The diagnosis of dementia is too often a dialogue of the deaf. An older person starts to become forgetful but, when they take their fears to the family doctor, both parties have a vested interest in minimising the issue. The patient seeks reassurance. The GP is unwilling to proffer a diagnosis that could result in demands for expensive drugs that could delay the progress of the condition, especially when early diagnosis is notoriously tricky. Patient and doctor edge around the subject and eventually the doctor declares the belief that the patient's memory problems are "just part of growing old". The encounter ends with a handshake and smiles. It is only after much angst and several appointments that the patient is finally diagnosed and referred.
This must change. Simple demographics suggest that, barring some unforeseen medical breakthrough, the number of people in the UK with some form of dementia will swell from 700,000 to 1.7 million by 2051. Yesterday the Department of Health announced that every GP in England is to be trained to spot the early symptoms. There is also a plan to set up "memory clinics" where professionals can link with volunteers to offer treatment and support.
If devolution is to work, it must mean more than merely seeking Scottish solutions to Scottish problems. Sometimes it ought to mean England and Scotland following one another's leads, as it did for England with the smoking ban. The Scottish Government won plaudits from charities when it made the treatment of dementia a national priority. There have been several encouraging pilot projects but these have focused on post-diagnostic support. In Scotland, 4000 GPs are treating an estimated 62,000 people with dementia, including up to 1600 under 65. Each year another 6500 are diagnosed but, according to Alzheimer Scotland, others remain undiagnosed because family doctors lack the information and training to hazard a diagnosis. These patients may not only be missing out on treatments that could significantly slow their deterioration but are being robbed of the opportunity to structure future support for themselves. Meanwhile, they place increasing stress and anxiety on those caring for them. If the SNP administration is serious about giving priority to the treatment and care of dementia patients, that policy must start with the earliest possible diagnosis. In this instance, Scotland should follow England's lead.

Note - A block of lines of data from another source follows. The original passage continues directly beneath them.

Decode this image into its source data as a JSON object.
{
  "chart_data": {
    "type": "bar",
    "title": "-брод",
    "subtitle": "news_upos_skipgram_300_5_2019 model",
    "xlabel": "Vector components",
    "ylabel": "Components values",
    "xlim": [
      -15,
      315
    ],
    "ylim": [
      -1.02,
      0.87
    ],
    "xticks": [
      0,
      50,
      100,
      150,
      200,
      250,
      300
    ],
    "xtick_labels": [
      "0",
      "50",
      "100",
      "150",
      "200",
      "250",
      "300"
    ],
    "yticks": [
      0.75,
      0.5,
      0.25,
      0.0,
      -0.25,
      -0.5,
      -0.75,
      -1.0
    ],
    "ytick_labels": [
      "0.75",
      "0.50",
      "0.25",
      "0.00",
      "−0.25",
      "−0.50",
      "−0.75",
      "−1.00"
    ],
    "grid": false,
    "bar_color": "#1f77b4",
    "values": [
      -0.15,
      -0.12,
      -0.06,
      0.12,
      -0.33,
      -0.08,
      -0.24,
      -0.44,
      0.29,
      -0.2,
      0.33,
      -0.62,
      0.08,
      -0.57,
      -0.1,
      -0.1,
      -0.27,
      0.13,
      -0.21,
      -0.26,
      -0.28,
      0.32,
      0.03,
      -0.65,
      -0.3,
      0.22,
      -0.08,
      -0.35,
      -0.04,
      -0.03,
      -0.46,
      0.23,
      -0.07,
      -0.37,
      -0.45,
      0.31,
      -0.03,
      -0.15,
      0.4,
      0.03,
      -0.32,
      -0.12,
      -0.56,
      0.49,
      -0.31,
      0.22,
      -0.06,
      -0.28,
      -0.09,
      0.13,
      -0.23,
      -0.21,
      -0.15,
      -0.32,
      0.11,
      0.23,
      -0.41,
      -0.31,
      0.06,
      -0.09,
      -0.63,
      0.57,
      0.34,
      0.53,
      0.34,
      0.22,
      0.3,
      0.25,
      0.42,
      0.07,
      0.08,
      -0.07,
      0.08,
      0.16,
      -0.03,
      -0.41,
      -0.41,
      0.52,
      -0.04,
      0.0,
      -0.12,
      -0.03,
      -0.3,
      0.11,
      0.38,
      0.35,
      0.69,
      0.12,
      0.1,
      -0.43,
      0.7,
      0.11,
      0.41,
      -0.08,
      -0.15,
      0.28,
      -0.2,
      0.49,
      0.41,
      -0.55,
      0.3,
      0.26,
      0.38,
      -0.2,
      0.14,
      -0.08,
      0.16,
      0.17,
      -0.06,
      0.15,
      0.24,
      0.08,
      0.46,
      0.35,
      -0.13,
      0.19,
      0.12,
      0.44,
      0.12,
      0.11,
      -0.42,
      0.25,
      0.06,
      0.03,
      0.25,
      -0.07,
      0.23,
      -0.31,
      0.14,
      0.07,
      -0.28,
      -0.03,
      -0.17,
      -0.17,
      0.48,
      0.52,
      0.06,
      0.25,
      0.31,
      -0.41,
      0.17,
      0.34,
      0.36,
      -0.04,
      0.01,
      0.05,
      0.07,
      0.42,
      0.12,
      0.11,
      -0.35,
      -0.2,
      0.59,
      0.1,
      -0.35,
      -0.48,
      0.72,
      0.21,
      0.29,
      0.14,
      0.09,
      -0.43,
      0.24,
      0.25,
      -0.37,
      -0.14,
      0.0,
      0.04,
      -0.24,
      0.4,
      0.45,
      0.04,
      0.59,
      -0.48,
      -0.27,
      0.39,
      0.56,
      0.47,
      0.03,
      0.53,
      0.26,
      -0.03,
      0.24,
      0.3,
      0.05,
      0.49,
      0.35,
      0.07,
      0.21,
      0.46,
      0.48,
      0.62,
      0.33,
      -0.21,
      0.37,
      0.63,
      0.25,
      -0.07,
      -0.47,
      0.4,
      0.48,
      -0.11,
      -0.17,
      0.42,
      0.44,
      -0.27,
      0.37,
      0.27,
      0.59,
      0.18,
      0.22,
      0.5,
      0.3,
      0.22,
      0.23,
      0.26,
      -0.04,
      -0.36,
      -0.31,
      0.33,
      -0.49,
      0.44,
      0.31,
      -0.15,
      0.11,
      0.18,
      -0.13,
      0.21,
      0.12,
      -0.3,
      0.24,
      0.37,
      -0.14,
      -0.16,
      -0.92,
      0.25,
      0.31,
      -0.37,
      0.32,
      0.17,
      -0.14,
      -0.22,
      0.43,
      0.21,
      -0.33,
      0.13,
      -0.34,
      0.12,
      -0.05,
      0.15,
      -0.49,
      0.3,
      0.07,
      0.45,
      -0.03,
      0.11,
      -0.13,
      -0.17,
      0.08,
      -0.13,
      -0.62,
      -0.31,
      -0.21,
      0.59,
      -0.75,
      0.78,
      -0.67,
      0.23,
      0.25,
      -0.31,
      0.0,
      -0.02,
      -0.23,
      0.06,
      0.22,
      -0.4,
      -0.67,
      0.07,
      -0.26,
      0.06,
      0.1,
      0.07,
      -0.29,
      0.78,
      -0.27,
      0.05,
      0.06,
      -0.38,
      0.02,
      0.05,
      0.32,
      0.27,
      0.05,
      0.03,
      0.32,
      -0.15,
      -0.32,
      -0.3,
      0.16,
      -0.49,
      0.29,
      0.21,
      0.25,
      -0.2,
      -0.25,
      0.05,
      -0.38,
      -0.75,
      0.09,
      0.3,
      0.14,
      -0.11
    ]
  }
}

Until we know more about conditions such as Alzheimer's and Parkinson's, diagnosis remains frustratingly imprecise. Yet the sums devoted to probing these conditions are tiny compared with cancer research. The same applies to treatment and care facilities. Part of the issue is the stigma that continues to hang around various forms of dementia, especially Alzheimer's. Until more of those living with these conditions are prepared to talk frankly about it, as the author Terry Pratchett has done, it will continue to be publicly ignored and privately feared.